Jennifer L. Mass is the Andrew W. Mellon professor of cultural heritage science at Bard Graduate Center for Decorative Arts, Design History and Material Culture. She is also president of Scientific Analysis of Fine Art, a go-to firm for analyzing and authenticating fine and decorative art. It’s a busy profession these days, judging by the fact that, according to Switzerland’s Fine Art Expert Institute, 50 percent of art circulating on the market is being forged or misattributed.
Half of the art on the market at auction and at shows is fake? Does that sound right to you?
I hear this question a lot, and it is a challenging one. Authenticity issues are highly dependent on the segment of the art market one works in. I have encountered significant problems with antiquities, folk art of all forms, American furniture – mostly issues with pastiches – trade silver, European porcelain and Chinese porcelain, both imperial and export. The early Modernists, such as Amedeo Modigliani, comprise another area of difficulty, as do Old Masters and the Abstract Expressionists. Because people come to me when they have a suspected problem with attribution or authenticity, my view of the market is quite slanted. I can see single-dealer collections with 70-90 percent of the pieces being wrong. However, a number between 40 and 50 percent for the art market overall is more realistic.
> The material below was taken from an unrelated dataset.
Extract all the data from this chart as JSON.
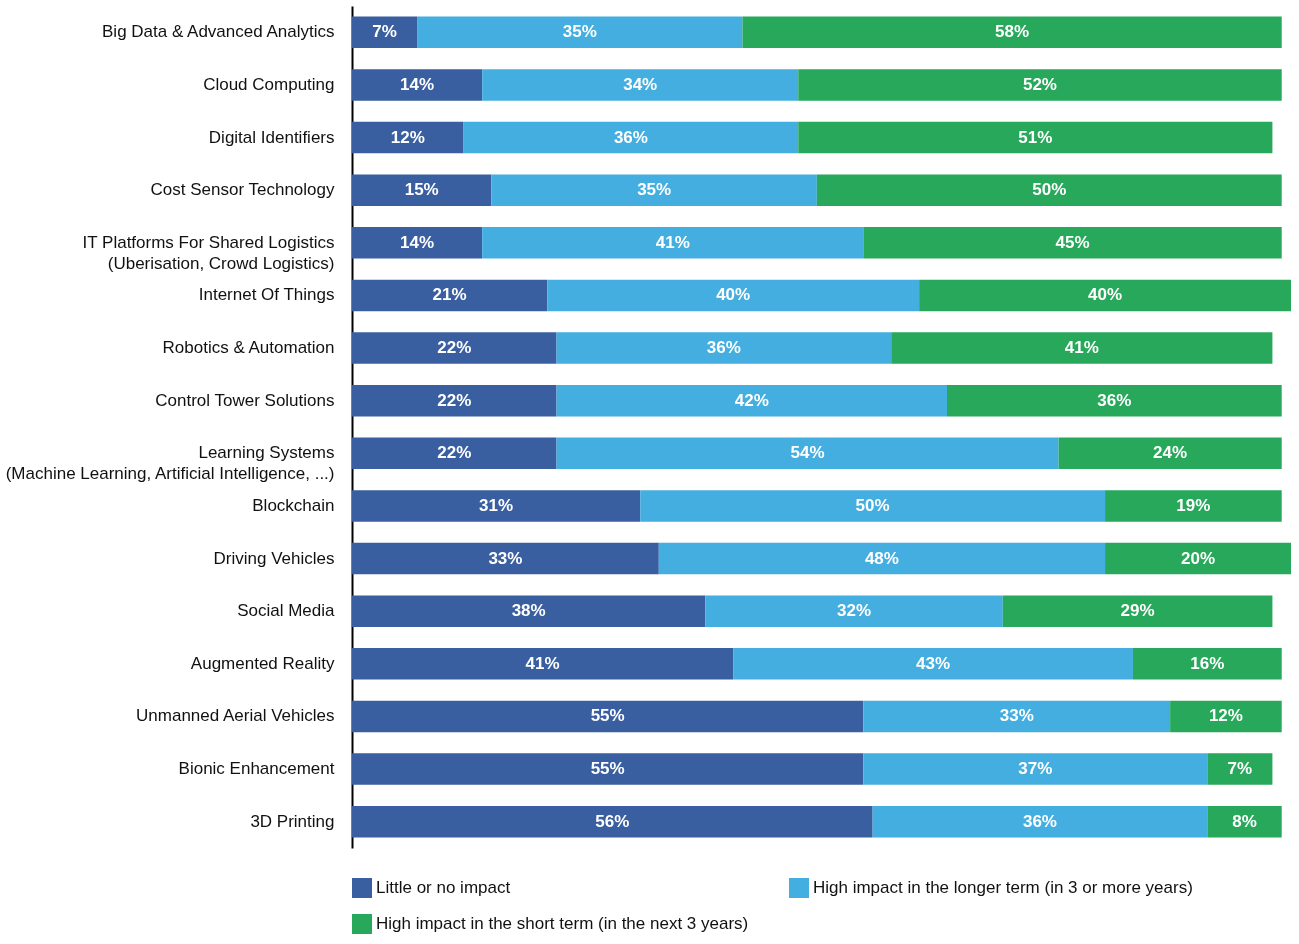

So many techniques now to verify paintings – X-rays, infrared scans and radiocarbon dating, among others. Is technology supplanting connoisseurship or the trained eye? Is there a danger in letting the machines take over?
Technology will never supplant connoisseurship; it is an orthogonal approach to be used in conjunction with a stylistic analysis. Cultural heritage scientists, in the best-case scenario, always work together with art conservators and art historians to obtain the best possible assessment of a work. Also, we call them scientific instruments and not machines, the term “machines” hurts their feelings!
Rational humans almost always get an appraisal before buying a home. Why are some collectors so prone to buying high-value art that lacks documentation?
There is competition among collectors to buy from the big-name dealers and to be called first when an exciting find comes to light. If a collector makes the purchasing process difficult for the dealer by having conservators, scientists and lawyers get involved prior to the transaction, they may not receive the first phone call about the next exciting find. As a result, many times we see people doing their due diligence after the sale. Dealers are getting more used to having conservators inspect works before purchase, and my hope is that in time scientific study will become a natural part of the process too. If that does not occur, sales can always be written so that if any problems turn up later through scientific analysis, the buyer has appropriate recourse. Art fairs like TEFAF use scientific analysis to vet many works prior to the fair, and this is helping introduce science into the prepurchase process.
For paintings, fakes can be spotted through catching overpainting, inappropriately aged canvas or pigments that didn’t exist at the time they were purportedly painted. What’s the process for decorative arts pieces, such as an antique weathervane or a Staffordshire figurine?
With weathervanes, we have found a number of issues with the finishes, and often these pieces are desirable for their beautiful finishes, whether gilded, polychromed or patinated. The beauty of a natural patina cannot be replicated with an artificial brushed-on copper nitrate patina, which looks flat and shiny by comparison. A natural patina has a rich velvety appearance of copper minerals growing directly out of the surface of the vane. Naturally, aged gilding is imitated using gold flake painted on with anything from Elmer’s Glue to polyurethane floor finish. These modifications are not detectable to the naked eye, but they are detectable using molecular analysis techniques, such as infrared spectroscopy. X-ray fluorescence of the Staffordshire figures can determine whether their overglaze enamels are consistent with the specific technologies used at Staffordshire and the date of manufacture.
So after one has learned how to distinguish Chippendale from Hepplewhite, how does one become a furniture finish detective?
The furniture finish projects are some of my favorites. By removing microscopic samples of the finish – smaller than the period at the end of this sentence – and mounting and polishing them to reveal their layer structures in cross-section, we are then able to view them under the microscope in ultraviolet light. This allows us to view the layer structures of the finishes on different parts of the piece, and to study the compositions of the finish layers. If the early layer structures don’t match, then the different components of the piece likely did not start out their lives together, and the work is a pastiche.
Seeing the forest for the trees, has your forensic work in fine art over the past 20 years given you an appreciation for any particular genre?
Essentially, I love working on all types of art, because they are beautiful on both the macroscopic and microscopic scale. Art Nouveau and the Jugenstil movement are tremendously appealing to me, as is the Russian Avant-Garde, but we see a number of authenticity concerns for the latter.
Best memory (not related to work) from your travels to Oslo to study Munch’s “The Scream” for a pigment degradation study?
Riding the escalator in the airport and seeing tremendous banners reading “Welcome to Oslo, ‘The Scream’s’ Hometown.” This brought home what an icon this work is for the city, the nation and for the Western art canon.